Все это несказанно раздражало Бориса Владимировича. В своих беседах с Нефедовым он частенько срывался на крик, рассказывая про заседания кафедры истории некролога. Про других своих дипломников он старался не говорить: для него китч, стилизация превращались в засилье, ибо почти каждый второй диплом так или иначе затрагивал тему советских некрологов. Все чаще Борис Владимирович заговаривал про свой уход из школы, где он проработал почти 25 лет. Он говорил про давление обстоятельств, и для него это означало как внутрикафедральные споры, ставшие борьбой за новую догму, так и разногласия с руководством, почти не сулившие надежды на благополучный исход. Последний раз он заговорил об этом за три недели до защиты нефедовского диплома. Вскоре после этого по школе разнеслась весть, что Борис Владимирович уходит. Домой к нему ходили упрашивать его остаться и по возвращении объявили, что Борис Владимирович не согласился и вообще был очень резок. «Хватит, на них я поработал, — передавали его насмешливый тон. — А теперь, милостивые государи, позвольте мне поработать на себя.» Говорили, что он ушел в какой-то журнал. Безусловно, для журнала это было приобретение. Для школы же это была потеря. Даже новый научный руководитель Нефедова, человек, по отзывам, весьма нерасторопный и бездарный, упоминал об этом как о величайшей потере, какие только постигали школу.
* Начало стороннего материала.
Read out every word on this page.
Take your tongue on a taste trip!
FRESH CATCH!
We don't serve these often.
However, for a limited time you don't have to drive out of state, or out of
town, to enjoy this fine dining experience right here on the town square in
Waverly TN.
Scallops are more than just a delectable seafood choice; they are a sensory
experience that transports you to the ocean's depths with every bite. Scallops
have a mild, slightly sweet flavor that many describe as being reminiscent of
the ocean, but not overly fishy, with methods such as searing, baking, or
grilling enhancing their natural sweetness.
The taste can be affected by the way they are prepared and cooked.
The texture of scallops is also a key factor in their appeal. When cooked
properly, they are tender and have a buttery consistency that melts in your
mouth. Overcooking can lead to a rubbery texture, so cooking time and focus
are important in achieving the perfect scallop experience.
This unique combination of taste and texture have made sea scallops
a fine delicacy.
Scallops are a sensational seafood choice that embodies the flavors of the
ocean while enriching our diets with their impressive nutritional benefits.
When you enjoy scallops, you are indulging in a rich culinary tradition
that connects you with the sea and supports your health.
Защита прошла как-то незаметно, обмыли ее как-то незаслуженно сумбурно, диплом выдали что-то совсем уж просто, про Бориса Владимировича забыли как-то напрочь, и вот во весь рост встала перед Нефедовым проблема поиска работы. Пришел июнь, и с ним пришли грозы, какие-то в этом году апокалиптические и такие страшные, что при первом же динамитном ударе грома хотелось перебежками домчаться до какого-нибудь укрытия и залечь. Гроза застигала Нефедова всегда по дороге к дому, и домой он приходил мокрый и мрачный, еще и потому, что шел обычно с очередного разговора в каком-нибудь отделе кадров, разговор был долгий, со вздохами, и со вздохами же ему под конец отказывали, приводя ту или иную причину. В окне в это время сгущалось, и, как бы ни старался Нефедов побыстрее нырнуть в метро и доехать до дома, гроза ловила его на полдороге, и, мокрый, мрачный, несолоно хлебавши, Нефедов являлся домой. А там и июнь прошел, и несколько раз ему звонили из журналов ни с чем, а потом звонить перестали, и грозы стали реже, и Нефедов реже стал ходить. Существование его постепенно приобретало классические черты холостяцкой, одинокой жизни, и он сам сознавал, как отстраняется, но ничего не мог поделать. Мимо текла странная вещь по имени жизнь. Он никогда не понимал, что это такое, а тут совсем перестал понимать и совсем перестал бы, замкнулся, да и неизвестно, к чему бы все это, наконец, привело, если бы вдруг в один из очень душных, наэлектризованных вечеров к нему не явилась Настя.
Он встретил ее растерянно: с тех пор, как год назад, сославшись на какой-то вздорный, по его мнению, повод, она ушла от него, он начал забывать про нее, ее привычки, манеру одеваться, ее запах, в общем, про все то, что, казалось, врезалось в память навсегда. С порога она привела совершенно такой же вздорный на его взгляд повод, почему она вдруг решила вернуться, и стала ждать, что он скажет. Он сказал, что милости просим, хорошо, что надумала. Прибавил: «Я очень тебя ждал», — решив, что маленькая ложь делу не повредит. Она с облегчением и весело рассмеялась и прошла в дом. Он надеялся, что она останется на ночь, и так оно и случилось.